How can you find the slope and intercept of $3x + 4y = 16$?

Answer 1

Since we need to find the slope and intercept so we need to convert the equation into slope-intercept form by solving $y$ and any linear equation has the form of $y = mx + c$ where $m$ stands as slope which can be found by finding two distinct points and $c$ is the $y$ intercept where graph hits $y$ axis.

Formula used:
Since slope $m$ depicts how steep the line is with respect to horizontal. So if in the line two points found are $({x_1},{y_1})$ and $({x_2},{y_2})$ so slope comes out to be
$m = \dfrac{{{y_2} - {y_1}}}{{{x_2} - {x_1}}}$
The point where line crosses why $y$ axis is the $y$ intercept $c$

Complete step by step solution:
As the given equation is $3x + 4y = 16$
Since we know that $y = mx + c$is the slope intercept form of a line where $m$ is equal to slope and $c$is the $y$intercept
Now we will rearrange the given equation into $y = mx + c$ form in order to calculate value of $m$ and $c$
Hence the equation after isolating $y$ on one side

$$\Rightarrow 4y = - 3x + 16 \\\ \Rightarrow y = - \dfrac{3}{4}x + 4 \\\$$

So we will find that slope is $m = - \dfrac{3}{4}$and $c = 4$
Now we will plot the graph

Additional Information:
Keep in mind that slopes can be negative or positive.
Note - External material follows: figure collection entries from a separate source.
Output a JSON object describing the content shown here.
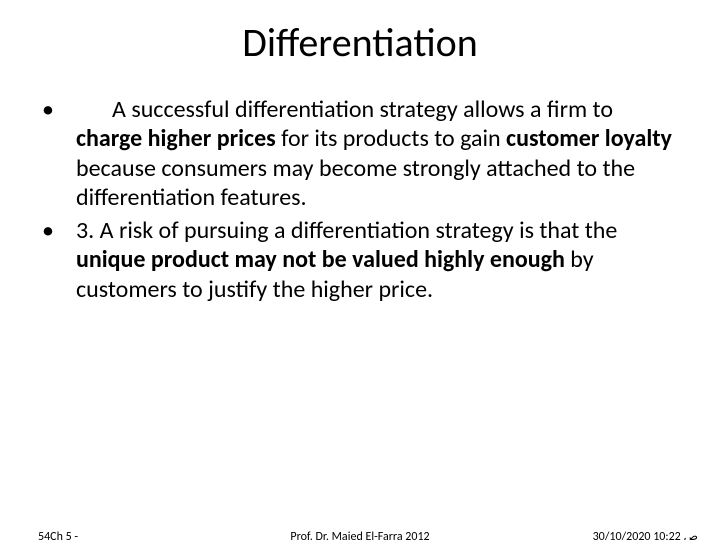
{
  "title": "Differentiation",
  "bullets": [
    {
      "leadingGap": true,
      "runs": [
        {
          "t": "A successful differentiation strategy allows a firm to ",
          "b": false
        },
        {
          "t": "charge higher prices",
          "b": true
        },
        {
          "t": " for its products to gain ",
          "b": false
        },
        {
          "t": "customer loyalty",
          "b": true
        },
        {
          "t": " because consumers may become strongly attached to the differentiation features.",
          "b": false
        }
      ]
    },
    {
      "leadingGap": false,
      "runs": [
        {
          "t": "3.    A risk of pursuing a differentiation strategy is that the ",
          "b": false
        },
        {
          "t": "unique product may not be valued highly enough",
          "b": true
        },
        {
          "t": " by customers to justify the higher price.",
          "b": false
        }
      ]
    }
  ],
  "footer": {
    "left": "54Ch 5 -",
    "center": "Prof. Dr. Majed El-Farra 2012",
    "right": "ص 10:22 30/10/2020"
  },
  "style": {
    "background": "#ffffff",
    "textColor": "#000000",
    "titleFontSize": 40,
    "bodyFontSize": 24,
    "footerFontSize": 12
  }
}
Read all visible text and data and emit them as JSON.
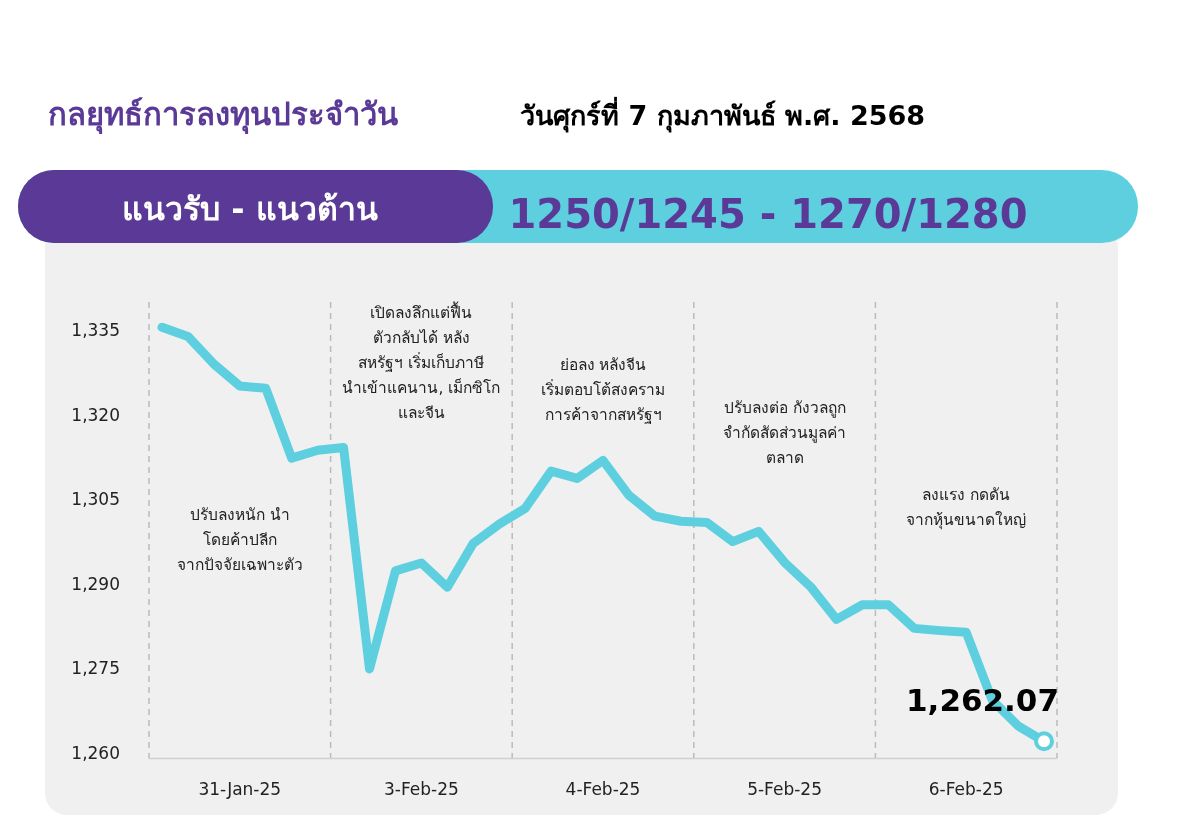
{
  "chart_data": {
    "type": "line",
    "title": "กลยุทธ์การลงทุนประจำวัน",
    "subtitle": "วันศุกร์ที่ 7 กุมภาพันธ์ พ.ศ. 2568",
    "annotations": [
      "แนวรับ - แนวต้าน",
      "1250/1245 - 1270/1280",
      "ปรับลงหนัก นำ\nโดยค้าปลีก\nจากปัจจัยเฉพาะตัว",
      "เปิดลงลึกแต่ฟื้น\nตัวกลับได้ หลัง\nสหรัฐฯ เริ่มเก็บภาษี\nนำเข้าแคนาน, เม็กซิโก\nและจีน",
      "ย่อลง หลังจีน\nเริ่มตอบโต้สงคราม\nการค้าจากสหรัฐฯ",
      "ปรับลงต่อ กังวลถูก\nจำกัดสัดส่วนมูลค่า\nตลาด",
      "ลงแรง กดดัน\nจากหุ้นขนาดใหญ่"
    ],
    "categories": [
      null,
      null,
      null,
      "31-Jan-25",
      null,
      null,
      null,
      null,
      null,
      null,
      "3-Feb-25",
      null,
      null,
      null,
      null,
      null,
      null,
      "4-Feb-25",
      null,
      null,
      null,
      null,
      null,
      null,
      "5-Feb-25",
      null,
      null,
      null,
      null,
      null,
      null,
      "6-Feb-25",
      null,
      null,
      null
    ],
    "series": [
      {
        "color": "#5ecfdf",
        "values": [
          1335.5,
          1333.9,
          1329.0,
          1325.1,
          1324.7,
          1312.3,
          1313.7,
          1314.2,
          1274.9,
          1292.3,
          1293.7,
          1289.4,
          1297.2,
          1300.6,
          1303.4,
          1310.0,
          1308.7,
          1311.9,
          1305.7,
          1302.0,
          1301.1,
          1300.9,
          1297.5,
          1299.3,
          1293.8,
          1289.5,
          1283.7,
          1286.3,
          1286.3,
          1282.1,
          1281.7,
          1281.4,
          1269.4,
          1264.8,
          1262.07
        ],
        "value_labels": [
          null,
          null,
          null,
          null,
          null,
          null,
          null,
          null,
          null,
          null,
          null,
          null,
          null,
          null,
          null,
          null,
          null,
          null,
          null,
          null,
          null,
          null,
          null,
          null,
          null,
          null,
          null,
          null,
          null,
          null,
          null,
          null,
          null,
          null,
          "1,262.07"
        ]
      }
    ],
    "ylim": [
      1259,
      1340
    ],
    "yticks": [
      {
        "value": 1260,
        "label": "1,260"
      },
      {
        "value": 1275,
        "label": "1,275"
      },
      {
        "value": 1290,
        "label": "1,290"
      },
      {
        "value": 1305,
        "label": "1,305"
      },
      {
        "value": 1320,
        "label": "1,320"
      },
      {
        "value": 1335,
        "label": "1,335"
      }
    ],
    "marker": "none",
    "line_style": "solid"
  }
}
Here $y$ will tell how far a line goes, $x$ tells us how far along it goes, $m$ tells about the slope and c is the intercept where the lines crosses $y$ axis

Note: While solving the above equation we need to convert the equation given in the slope intercept form and later on after finding the value of $m$ and $c$ then pick a point on line and check if it satisfies the equation by plugging it in. So $x$ intercept is $\left( {\dfrac{{16}}{3},0} \right)$ and $y$ intercept is $(0,4)$ which mean line cuts $y$ axis at $4$